R-A thought about it all morning, working around the store, and sitting in his office, figuring out inventory and bills. One of the bills, for nine hundred dollars, covered the wholesale cost of six aluminum Wave-Busters, used by boaters when back-trolling. He bought twelve a year, and reliably sold them. Still had four left. When he sold three of them, he’d run over to Greg’s Machine, five miles north of Durand, and get six more. Probably wouldn’t have to do that until February, he thought.
Wouldn’t have to stop at the candy store… although… Mary Lynn’s assistant had been cute, if he remembered her right. A little flat-chested, but a possibility.
He punched the “pay” button on his computer-books program, and the printer spit out a check for nine hundred bucks.
Mary Lynn had been a disappointment. She’d given up too quick.
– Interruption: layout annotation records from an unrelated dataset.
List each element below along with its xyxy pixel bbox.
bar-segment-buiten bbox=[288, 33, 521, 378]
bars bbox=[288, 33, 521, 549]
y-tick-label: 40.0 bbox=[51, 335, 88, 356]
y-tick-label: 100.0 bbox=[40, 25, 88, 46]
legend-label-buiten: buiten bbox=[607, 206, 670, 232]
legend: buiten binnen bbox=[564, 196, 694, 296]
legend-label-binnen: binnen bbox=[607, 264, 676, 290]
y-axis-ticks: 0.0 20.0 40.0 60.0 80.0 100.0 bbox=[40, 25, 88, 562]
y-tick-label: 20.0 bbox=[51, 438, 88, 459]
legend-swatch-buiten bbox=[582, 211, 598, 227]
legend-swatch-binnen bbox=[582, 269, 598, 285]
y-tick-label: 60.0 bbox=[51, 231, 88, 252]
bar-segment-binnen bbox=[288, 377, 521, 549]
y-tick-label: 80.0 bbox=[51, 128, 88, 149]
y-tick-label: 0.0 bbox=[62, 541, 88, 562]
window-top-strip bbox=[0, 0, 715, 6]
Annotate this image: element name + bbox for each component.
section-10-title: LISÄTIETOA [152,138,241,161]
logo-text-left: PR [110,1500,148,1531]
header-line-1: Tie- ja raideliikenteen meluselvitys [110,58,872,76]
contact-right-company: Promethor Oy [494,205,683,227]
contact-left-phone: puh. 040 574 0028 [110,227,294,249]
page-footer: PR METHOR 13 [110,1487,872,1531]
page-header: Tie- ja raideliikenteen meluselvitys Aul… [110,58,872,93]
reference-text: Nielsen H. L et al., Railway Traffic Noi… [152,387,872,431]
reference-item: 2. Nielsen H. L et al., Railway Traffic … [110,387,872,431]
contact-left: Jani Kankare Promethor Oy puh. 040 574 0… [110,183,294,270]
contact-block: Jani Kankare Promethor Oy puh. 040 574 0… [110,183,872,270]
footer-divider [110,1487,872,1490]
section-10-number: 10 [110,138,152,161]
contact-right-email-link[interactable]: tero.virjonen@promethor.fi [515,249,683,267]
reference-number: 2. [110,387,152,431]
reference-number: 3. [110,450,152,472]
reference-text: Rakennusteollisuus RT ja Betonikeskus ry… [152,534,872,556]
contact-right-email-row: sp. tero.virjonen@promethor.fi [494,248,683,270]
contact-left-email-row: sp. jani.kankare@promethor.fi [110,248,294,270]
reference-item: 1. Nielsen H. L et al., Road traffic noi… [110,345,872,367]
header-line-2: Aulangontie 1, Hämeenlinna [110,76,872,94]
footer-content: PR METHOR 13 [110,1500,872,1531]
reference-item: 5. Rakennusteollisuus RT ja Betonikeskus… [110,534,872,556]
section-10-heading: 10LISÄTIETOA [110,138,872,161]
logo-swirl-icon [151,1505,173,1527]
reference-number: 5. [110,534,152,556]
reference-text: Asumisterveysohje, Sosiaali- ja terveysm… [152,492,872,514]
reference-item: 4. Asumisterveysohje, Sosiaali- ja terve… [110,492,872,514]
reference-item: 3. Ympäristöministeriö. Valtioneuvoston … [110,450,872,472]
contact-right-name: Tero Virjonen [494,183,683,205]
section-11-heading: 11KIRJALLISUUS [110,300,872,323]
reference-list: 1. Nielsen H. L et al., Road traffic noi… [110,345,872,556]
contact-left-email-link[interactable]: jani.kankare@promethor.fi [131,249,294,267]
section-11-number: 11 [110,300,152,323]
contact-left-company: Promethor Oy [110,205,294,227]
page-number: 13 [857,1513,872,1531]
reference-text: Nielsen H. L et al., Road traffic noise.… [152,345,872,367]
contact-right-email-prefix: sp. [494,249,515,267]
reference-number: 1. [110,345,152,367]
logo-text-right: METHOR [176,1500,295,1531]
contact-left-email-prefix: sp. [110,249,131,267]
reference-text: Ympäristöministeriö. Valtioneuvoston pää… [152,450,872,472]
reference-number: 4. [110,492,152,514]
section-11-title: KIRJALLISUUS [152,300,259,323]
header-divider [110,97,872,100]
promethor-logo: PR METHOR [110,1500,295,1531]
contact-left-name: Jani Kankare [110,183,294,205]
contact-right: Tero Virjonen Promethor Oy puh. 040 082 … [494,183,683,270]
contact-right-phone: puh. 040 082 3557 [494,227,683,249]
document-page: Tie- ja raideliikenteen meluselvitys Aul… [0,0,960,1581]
But this deputy, this Mattsson… she looked like a fighter.
He walked home at noon, and wrote the note, using his dead mom’s old Royal typewriter. The ribbon was crappy and dry, but the words were clear enough. He called Roy, at the store, said he was feeling a little rocky, and was taking the afternoon off.
“You going to Sauk Centre?” Horn asked, when R-A got back home.
“Worth a try,” he said.
“Rolling the bones,” Horn said. “It’s getting interesting, now.”
R-A got in the car just about the time Lucas crossed the Mississippi on his way to Durand. Sauk Centre was two and a half hours away. If he dropped the letter as soon as he got there, Mattsson could get it as early as the next day.